Il regarda attentivement, puis :
– Non ! Celle-là est déjà très malade. Fais-en une autre.
Je dessinai :
Mon ami sourit gentiment, avec indulgence :
– Tu vois bien… ce n’est pas une sardine, c’est un éperlan…
Alors, faute de patience, je griffonnai un nouveau dessin et lui lançai :
– Ça c’est une boite. La sardine que tu veux est dedans, avec des copines.
Mais je fus bien surpris de voir s’illuminer le visage de mon juge :
– C’est tout à fait comme ça que je la voulais !

La Limassumepa Cendrée

un mollusque divin

Gastéropode ayant perdu sa coquille au fil des ans et des tourments, la Limassumepa Cendrée se distingue par son étrange croissance. Là où la nature apporte son lot d’expériences qui participent à la maturation de n’importe quelle espèce animale, la Limassumepa Cendrée manifeste pour sa part une « dématuration » qui se traduit par une perte totale de confiance en elle au fur et à mesure de son vieillissement. A tel point qu’en fin de parcours, on la retrouve figée, ancrée au sol avec le regard pétrifié et éploré.

La difficulté pour les scientifiques qui souhaiteraient trouver le sens et les motifs de ce régressif développement, c’est que pour pouvoir étudier de visu une Limassumepa Cendrée, il leur faudra aller six pieds sous terre.

Une fois parvenus à la porte de Saint-Pierre, ils auront à chercher les limaces convoitées entre les branches des rosiers qui délimitent cette entrée céleste. C’est ici et seulement en ce lieu précis que les Limassumepas Cendrées vivent et se reproduisent. Les biologistes les ont d’ailleurs surnommées à ce titre le mollusque divin.

Toutes Les recherches sur cet animal ont été à ce jour suspendues.

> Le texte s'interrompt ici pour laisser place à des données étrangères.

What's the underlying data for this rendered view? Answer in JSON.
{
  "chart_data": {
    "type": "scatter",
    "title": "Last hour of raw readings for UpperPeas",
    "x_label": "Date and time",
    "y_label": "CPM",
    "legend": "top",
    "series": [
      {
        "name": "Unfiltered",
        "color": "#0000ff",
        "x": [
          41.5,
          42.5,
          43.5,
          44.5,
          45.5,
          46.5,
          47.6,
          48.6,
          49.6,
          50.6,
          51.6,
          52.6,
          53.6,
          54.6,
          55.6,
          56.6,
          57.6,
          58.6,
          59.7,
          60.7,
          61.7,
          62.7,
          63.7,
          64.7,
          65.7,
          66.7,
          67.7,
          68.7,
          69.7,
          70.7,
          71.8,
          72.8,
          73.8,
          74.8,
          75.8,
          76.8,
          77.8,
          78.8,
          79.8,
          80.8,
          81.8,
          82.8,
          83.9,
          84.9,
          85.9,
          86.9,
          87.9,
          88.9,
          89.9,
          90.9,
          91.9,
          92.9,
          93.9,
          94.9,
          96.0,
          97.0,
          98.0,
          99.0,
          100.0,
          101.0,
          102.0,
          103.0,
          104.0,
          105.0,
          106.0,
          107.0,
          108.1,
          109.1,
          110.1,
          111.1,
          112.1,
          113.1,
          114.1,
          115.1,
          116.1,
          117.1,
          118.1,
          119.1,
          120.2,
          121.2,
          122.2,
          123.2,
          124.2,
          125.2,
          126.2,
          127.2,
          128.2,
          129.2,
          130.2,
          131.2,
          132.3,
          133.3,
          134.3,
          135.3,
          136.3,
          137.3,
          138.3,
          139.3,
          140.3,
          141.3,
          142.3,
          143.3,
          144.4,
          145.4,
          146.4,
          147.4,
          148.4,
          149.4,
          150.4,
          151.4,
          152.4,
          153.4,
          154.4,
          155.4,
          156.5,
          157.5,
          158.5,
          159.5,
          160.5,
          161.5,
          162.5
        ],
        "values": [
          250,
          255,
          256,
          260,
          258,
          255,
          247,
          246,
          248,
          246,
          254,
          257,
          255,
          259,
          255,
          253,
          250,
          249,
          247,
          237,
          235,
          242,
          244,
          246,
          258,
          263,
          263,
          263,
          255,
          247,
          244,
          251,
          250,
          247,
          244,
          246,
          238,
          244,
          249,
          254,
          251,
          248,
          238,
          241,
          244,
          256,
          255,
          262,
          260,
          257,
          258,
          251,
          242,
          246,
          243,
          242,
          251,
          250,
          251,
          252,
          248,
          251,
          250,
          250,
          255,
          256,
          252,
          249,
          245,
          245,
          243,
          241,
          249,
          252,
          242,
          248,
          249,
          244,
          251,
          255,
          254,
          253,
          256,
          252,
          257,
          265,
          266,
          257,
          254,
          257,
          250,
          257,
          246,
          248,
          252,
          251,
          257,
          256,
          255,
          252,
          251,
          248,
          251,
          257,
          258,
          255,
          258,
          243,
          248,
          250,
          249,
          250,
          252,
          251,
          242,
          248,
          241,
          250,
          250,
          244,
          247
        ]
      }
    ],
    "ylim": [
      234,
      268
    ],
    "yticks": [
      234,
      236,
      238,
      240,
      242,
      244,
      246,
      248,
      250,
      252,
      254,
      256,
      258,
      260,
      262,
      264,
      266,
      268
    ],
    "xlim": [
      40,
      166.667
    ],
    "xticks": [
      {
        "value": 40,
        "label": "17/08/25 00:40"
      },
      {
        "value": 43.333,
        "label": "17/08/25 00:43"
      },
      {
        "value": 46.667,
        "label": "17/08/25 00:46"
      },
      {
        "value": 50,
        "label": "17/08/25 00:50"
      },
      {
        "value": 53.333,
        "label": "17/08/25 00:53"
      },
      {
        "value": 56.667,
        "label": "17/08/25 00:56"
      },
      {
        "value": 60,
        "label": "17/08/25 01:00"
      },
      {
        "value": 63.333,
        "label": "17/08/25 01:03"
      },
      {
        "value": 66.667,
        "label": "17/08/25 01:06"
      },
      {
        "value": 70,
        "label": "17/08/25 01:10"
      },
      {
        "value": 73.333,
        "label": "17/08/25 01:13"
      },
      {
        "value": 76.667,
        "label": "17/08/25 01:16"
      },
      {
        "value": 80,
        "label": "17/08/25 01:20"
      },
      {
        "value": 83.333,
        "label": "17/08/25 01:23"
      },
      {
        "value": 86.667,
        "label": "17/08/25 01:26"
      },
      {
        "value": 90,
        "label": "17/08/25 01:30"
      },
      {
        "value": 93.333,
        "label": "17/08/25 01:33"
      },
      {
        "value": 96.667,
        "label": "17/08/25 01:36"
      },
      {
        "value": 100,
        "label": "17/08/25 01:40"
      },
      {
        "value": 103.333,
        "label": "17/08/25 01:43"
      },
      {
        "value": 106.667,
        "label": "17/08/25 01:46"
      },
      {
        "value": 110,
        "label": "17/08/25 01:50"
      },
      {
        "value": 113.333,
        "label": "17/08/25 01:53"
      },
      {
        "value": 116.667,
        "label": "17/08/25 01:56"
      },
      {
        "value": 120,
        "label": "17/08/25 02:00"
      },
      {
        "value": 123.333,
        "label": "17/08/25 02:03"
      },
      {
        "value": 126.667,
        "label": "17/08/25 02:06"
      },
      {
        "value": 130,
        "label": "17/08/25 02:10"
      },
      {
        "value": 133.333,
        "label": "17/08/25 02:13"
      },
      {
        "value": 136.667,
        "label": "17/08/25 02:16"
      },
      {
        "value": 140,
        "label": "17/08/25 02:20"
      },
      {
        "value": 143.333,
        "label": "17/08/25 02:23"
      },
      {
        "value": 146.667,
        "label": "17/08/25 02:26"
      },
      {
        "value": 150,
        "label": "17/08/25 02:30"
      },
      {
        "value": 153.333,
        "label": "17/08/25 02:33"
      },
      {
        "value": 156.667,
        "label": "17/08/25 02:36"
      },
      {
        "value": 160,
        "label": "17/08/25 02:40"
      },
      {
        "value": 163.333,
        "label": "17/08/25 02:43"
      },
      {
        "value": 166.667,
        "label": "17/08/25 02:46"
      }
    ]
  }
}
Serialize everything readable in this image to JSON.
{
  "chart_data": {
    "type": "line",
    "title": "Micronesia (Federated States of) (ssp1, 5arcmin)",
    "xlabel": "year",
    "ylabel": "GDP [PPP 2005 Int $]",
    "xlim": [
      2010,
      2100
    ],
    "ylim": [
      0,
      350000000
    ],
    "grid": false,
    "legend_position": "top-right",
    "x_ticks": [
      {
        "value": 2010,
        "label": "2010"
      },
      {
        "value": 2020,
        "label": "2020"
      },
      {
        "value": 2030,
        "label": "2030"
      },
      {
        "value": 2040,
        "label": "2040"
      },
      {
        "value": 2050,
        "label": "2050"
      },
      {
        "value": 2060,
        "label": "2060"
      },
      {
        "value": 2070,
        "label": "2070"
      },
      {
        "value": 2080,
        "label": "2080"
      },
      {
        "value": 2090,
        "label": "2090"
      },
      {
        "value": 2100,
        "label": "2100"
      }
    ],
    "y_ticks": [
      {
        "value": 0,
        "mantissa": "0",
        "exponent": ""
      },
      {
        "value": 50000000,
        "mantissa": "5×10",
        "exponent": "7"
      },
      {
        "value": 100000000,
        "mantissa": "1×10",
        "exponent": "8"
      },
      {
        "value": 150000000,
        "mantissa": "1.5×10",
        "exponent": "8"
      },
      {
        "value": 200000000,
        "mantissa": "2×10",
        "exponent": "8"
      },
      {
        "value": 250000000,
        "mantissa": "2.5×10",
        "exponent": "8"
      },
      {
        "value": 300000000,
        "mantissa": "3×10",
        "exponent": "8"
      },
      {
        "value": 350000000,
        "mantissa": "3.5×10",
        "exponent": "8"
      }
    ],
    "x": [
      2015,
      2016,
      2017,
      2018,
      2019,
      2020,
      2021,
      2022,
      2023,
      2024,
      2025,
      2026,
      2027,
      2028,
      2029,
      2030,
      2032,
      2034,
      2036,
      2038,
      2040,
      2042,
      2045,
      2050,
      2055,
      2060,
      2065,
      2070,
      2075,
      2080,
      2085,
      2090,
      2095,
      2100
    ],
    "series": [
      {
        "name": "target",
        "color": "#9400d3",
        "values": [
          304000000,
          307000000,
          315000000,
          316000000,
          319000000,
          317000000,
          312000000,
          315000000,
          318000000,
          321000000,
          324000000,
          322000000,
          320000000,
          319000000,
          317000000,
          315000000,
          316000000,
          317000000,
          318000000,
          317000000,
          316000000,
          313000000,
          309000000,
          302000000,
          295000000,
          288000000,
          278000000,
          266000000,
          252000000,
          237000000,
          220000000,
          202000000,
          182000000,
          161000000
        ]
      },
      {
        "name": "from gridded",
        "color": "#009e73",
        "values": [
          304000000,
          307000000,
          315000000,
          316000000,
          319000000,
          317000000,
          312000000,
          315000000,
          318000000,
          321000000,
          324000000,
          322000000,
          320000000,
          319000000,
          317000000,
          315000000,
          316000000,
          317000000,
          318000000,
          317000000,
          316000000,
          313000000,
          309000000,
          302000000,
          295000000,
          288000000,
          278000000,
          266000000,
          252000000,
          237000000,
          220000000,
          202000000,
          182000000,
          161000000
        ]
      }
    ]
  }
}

L’Humilitum Kynsépa, lézard léthargique à la ferveur dubitative

L’Humilitum Kynsépa est un lézard qui vit sur les falaises de la côte de Penthièvre, à quelques encablures du cap Fréhel.

Quand le soleil brille, il se colle au granite et ne bouge plus. Seule sa respiration lente et régulière trahit son éveil. Les chercheurs ont toujours pensé que ce comportement, typique des animaux à sang froid, lui permettait d’emmagasiner toute la chaleur nécessaire à son confort et sa survie de nuit ou les jours de froidure. Mais c’est une erreur. L’Humilitum Kynsépa est en réalité un animal exceptionnellement concentré, qui se fige en introspection pour sans cesse se poser des questions. Des questions existentielles, des interrogations systémiques, des problèmes arithmétiques, théoriques ou méthodologiques, des spéculations tantôt politiques, tantôt économiques (parfois les deux, sous conditions météorologiques caniculaires) ; parfois, pour se détendre, le reptile formule des énigmes policières ou énonce des examens de conscience…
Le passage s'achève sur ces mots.